Davide Gomba Workshop at MOME Reflective Robotics:
From Gestures to Systems


At the MOME Robotics Studio, we explore how emerging technologies can be approached not only as tools, but as materials within a design process. In the Reflective Robotics course, this takes the form of hands-on experimentation, where technical systems and embodied experience are considered together. In this context, we invited Davide Gomba to contribute by sharing his approach to working with AI through accessible, system-oriented prototyping.
Davide Gomba workshop draws on Bruno Munari’s Supplemento al Dizionario Italiano (1963), which presents gestures as a parallel language operating alongside speech. This perspective is relevant for design because it treats gestures as embodied expressions that carry meaning, intention, and cultural context. From this starting point, the workshop explores how such forms of knowledge can be translated into a computational setting. Students work with a small set of iconic Italian hand gestures, including “cosa vuoi”, the corno, and “non c’è niente”. These are not treated simply as inputs to be recognized, but as expressive interfaces.
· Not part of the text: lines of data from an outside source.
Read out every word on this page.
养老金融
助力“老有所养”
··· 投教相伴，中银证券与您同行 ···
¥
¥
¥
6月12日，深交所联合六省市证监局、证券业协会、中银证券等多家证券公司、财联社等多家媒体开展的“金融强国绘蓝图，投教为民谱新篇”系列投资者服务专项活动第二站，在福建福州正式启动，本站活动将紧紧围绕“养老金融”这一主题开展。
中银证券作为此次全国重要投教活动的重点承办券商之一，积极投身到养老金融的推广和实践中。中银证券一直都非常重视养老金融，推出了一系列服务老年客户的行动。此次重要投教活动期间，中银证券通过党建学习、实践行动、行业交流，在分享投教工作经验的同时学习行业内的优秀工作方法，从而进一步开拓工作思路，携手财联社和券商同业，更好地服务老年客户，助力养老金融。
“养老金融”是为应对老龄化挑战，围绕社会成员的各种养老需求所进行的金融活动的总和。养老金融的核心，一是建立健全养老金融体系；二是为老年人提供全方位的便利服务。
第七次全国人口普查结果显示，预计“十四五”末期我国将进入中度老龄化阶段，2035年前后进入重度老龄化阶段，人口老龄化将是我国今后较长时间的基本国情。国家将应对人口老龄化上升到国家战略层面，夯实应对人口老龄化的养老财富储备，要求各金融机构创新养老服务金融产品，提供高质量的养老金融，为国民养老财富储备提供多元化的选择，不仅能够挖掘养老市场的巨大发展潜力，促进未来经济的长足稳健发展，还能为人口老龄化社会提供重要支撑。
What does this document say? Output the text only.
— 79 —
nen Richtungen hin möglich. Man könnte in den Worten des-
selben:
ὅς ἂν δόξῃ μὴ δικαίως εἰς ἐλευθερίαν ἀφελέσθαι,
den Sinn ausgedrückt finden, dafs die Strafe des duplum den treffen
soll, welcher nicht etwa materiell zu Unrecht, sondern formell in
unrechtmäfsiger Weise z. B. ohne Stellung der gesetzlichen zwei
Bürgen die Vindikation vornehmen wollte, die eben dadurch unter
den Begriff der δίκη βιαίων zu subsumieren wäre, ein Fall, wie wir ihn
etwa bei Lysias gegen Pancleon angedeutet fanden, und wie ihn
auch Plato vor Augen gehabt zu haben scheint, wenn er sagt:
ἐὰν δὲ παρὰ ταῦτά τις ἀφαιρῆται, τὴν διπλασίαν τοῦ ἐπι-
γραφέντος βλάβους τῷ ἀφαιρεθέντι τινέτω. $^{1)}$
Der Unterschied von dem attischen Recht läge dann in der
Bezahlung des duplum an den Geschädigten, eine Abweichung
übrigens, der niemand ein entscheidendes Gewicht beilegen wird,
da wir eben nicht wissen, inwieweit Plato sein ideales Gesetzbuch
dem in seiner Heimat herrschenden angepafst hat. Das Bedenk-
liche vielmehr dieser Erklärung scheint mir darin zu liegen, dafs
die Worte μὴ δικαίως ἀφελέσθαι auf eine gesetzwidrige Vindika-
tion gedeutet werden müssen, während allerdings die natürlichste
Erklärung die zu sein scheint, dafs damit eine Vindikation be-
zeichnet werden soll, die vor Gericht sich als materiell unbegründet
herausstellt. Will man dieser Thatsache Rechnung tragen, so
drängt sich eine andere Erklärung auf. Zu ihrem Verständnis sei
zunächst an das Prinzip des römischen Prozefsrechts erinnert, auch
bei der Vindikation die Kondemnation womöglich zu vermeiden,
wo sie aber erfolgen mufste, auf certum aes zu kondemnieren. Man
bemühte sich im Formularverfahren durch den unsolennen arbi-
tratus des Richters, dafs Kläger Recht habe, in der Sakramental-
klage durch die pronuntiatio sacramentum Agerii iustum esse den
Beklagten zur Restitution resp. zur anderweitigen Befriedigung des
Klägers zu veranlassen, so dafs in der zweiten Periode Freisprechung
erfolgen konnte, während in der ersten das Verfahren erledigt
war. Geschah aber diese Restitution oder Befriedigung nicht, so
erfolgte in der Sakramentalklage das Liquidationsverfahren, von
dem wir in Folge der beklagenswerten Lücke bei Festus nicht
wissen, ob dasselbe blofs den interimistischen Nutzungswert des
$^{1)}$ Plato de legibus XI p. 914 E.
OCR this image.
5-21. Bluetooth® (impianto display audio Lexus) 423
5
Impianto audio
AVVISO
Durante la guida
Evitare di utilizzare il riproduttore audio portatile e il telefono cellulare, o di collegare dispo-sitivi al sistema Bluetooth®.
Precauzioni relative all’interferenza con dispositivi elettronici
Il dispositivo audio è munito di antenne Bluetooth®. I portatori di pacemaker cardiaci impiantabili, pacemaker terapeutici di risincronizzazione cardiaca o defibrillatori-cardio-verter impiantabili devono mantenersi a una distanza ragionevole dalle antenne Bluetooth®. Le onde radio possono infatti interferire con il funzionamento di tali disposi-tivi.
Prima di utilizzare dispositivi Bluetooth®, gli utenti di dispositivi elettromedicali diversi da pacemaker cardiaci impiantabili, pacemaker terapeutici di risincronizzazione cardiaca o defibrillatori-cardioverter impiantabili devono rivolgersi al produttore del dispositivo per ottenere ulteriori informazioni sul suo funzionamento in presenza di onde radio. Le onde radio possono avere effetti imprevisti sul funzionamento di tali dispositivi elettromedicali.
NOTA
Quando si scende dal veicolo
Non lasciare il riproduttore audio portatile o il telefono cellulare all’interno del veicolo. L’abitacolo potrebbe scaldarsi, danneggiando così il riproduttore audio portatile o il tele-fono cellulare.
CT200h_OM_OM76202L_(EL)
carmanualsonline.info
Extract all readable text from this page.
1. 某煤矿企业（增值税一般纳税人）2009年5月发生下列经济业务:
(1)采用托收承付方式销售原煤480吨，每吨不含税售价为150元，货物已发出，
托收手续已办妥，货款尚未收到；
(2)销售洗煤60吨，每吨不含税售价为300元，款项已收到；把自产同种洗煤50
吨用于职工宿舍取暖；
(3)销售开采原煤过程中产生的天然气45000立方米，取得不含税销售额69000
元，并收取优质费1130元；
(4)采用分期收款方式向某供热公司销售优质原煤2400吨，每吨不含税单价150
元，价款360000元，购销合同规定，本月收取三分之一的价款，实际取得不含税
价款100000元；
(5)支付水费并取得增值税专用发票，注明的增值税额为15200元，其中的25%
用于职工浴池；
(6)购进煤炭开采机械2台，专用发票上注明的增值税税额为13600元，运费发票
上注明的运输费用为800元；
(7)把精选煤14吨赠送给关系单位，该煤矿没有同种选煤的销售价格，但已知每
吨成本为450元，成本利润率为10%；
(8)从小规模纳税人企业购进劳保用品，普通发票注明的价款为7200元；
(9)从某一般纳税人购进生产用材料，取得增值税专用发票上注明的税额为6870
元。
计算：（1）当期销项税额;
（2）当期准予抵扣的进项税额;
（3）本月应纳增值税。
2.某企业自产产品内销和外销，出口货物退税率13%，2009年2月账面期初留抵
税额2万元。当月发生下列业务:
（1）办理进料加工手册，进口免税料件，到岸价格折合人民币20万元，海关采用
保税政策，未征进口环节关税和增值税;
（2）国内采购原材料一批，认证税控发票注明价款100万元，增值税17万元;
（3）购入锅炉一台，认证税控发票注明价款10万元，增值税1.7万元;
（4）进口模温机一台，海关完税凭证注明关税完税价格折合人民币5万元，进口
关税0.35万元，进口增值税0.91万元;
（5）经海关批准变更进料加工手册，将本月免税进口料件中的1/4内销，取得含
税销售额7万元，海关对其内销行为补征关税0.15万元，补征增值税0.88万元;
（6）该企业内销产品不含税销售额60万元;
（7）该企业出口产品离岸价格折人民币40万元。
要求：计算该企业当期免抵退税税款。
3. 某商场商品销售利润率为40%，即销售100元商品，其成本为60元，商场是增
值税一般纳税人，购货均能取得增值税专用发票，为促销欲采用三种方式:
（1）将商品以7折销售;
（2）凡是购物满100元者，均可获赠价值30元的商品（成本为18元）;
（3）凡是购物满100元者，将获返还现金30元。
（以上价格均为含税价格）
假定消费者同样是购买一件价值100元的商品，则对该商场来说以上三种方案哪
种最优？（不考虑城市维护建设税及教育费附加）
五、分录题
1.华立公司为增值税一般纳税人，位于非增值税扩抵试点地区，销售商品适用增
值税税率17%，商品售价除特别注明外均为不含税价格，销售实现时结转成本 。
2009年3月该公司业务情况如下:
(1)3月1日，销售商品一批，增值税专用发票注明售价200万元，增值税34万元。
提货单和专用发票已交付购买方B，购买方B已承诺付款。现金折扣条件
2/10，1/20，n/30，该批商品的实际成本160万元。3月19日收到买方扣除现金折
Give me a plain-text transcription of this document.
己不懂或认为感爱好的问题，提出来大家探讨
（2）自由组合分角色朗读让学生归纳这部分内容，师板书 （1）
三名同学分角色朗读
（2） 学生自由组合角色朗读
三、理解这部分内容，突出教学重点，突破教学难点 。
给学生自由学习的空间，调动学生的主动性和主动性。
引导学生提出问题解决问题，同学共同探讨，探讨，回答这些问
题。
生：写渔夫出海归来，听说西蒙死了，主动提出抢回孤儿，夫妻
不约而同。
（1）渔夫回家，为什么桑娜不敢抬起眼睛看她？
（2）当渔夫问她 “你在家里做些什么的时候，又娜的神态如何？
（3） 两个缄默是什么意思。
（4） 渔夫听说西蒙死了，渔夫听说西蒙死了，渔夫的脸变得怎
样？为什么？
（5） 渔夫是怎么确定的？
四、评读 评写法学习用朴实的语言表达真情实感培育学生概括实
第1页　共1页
The focus is on how they can be captured, interpreted, and transformed through machine learning.
In preparation for the session, Davide shared a video and an open repository outlining a workflow that integrates SenseCraft AI with Node-RED and TouchDesigner (https://www.youtube.com/watch?v=Qcg3zmJe890). The system runs locally, allowing students to see and modify each step from data capture to interpretation and output. This makes the process transparent and easier to understand. Within this setup, machine learning is treated not as a fixed solution, but as a design material within a Physical AI approach, where computation is embedded in real-time, embodied systems. Students build a simple pipeline that connects gesture, data, interpretation, and response. The goal is not only to make the system work, but to understand how it works.

This workshop connects to the broader direction of Reflective Robotics, where the aim is not only performance or efficiency, but reflection through making. We are interested in how systems shape interaction and meaning, and how embodied knowledge can be translated without reducing it to data alone. Working with small-scale, interpretable systems supports this approach. For us, AI becomes a material for design something that can be shaped, questioned, and explored through practice.
In addition to the software workflow, students will work with small camera modules to capture gesture input directly. These setups make it possible to test how sensing, positioning, and data quality affect system behavior in real time.
Course Details
Human–Robot Interactions (HRI) University Course
Dates: March 27, 2026
Language: English
Format: Intensive, studio-based workshop
Course Focus
The workshop draws on Bruno Munari’s Supplemento al Dizionario Italiano (1963), which presents gestures as a parallel language operating alongside speech. Students worked with a set of iconic Italian hand gestures as an entry point into the system. Rather than focusing on reproducing these gestures accurately, the intention was to use them as a starting structure for experimentation. From there, students were free to extend, reinterpret, or move beyond gestures entirely, developing their own models and interactions based on what they found meaningful within the system.
Guest Lecturer
Davide Gomba
Davide Gomba is a designer and educator working at the intersection of AI, interaction, and system-oriented prototyping. His practice focuses on making machine learning accessible and understandable through hands-on workflows that connect embodied input, real-time systems, and design experimentation.

Academic Coordination
The course was made possible with the support of MOME Global Voices, whose program enables international knowledge exchange by bringing leading practitioners to the university.